( Originally Published Early 1900's )
When you have ascended to the top of the wall of rocks [at Taormina], which rise precipitously at no great distance from the sea, you find two peaks, connected by a semicircle. Whatever shape this may have had originally from Nature has been helped by the hand of man, which has formed out of it an amphitheater for spectators. Walls and other buildings have furnished the necessary passages and rooms. Right across, at the foot of the semicircular range of seats, the scene was built, and by this means the two rocks were joined together, and a most enormous work of nature and art combined.

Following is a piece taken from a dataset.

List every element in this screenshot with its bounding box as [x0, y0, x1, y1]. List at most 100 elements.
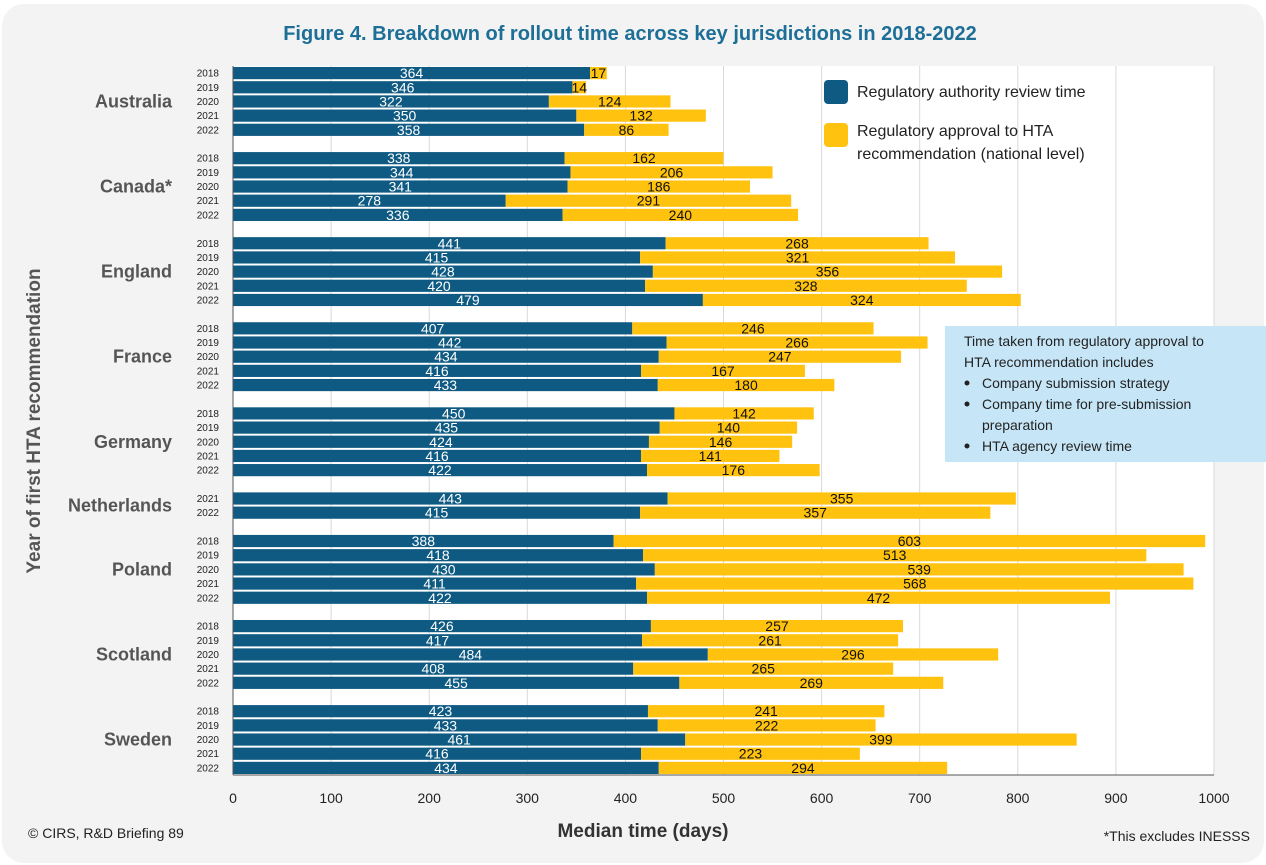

Now, sitting down at the spot where formerly sat the uppermost spectators, you confess at once that never did any audience, in any theater, have before it such a spectacle as you there behold. On the right, and on high rocks at the side, castles tower in the air—farther on the city lies below you; and altho its buildings are all of modern date, still similar ones, no doubt, stood of old on the same site. After this the eye falls on the whole of the long ridge of AEtna, then on the left it catches a view of the sea-shore, as far as Catania, and even Syracuse, and then the wide and extensive view is closed by the immense smoking volcano, but not horribly, for the atmosphere, with its softening effect, makes it look more distinct, and milder than it really is.
If now you turn from this view toward the passage running at the back of the spectators, you have on the left the whole wall of the rocks between which and the sea runs the road to Messina. And then again you behold vast groups of rocky ridges in the sea itself, with the coast of Calabria in the far distance, which only a fixt and attentive gaze can distinguish from the clouds which rise rapidly from it.
We descended toward the theater, and tarried a while among its ruins, on which an accomplished architect would do well to employ, at least on paper, his talent of restoration. After this I attempted to make a way for myself through the gardens to the city. But I soon learned by experience what an impenetrable bulwark is formed by a hedge of agaves planted close together. You can see through their interlacing leaves, and you think, therefore, it will be easy to force a way through them; but the prickles on their leaves are very sensible obstacles. If you step on these colossal leaves, in the hope that they will bear you, they break off suddenly; and so, instead of getting out, you fall into the arms of the next plant. When, however, at last we had wound our way out of the labyrinth, we found but little to enjoy in the city; tho from the neighboring country we felt it impossible to part before sunset. Infinitely beautiful was it to observe this region, of which every point had its interest, gradually enveloped in darkness.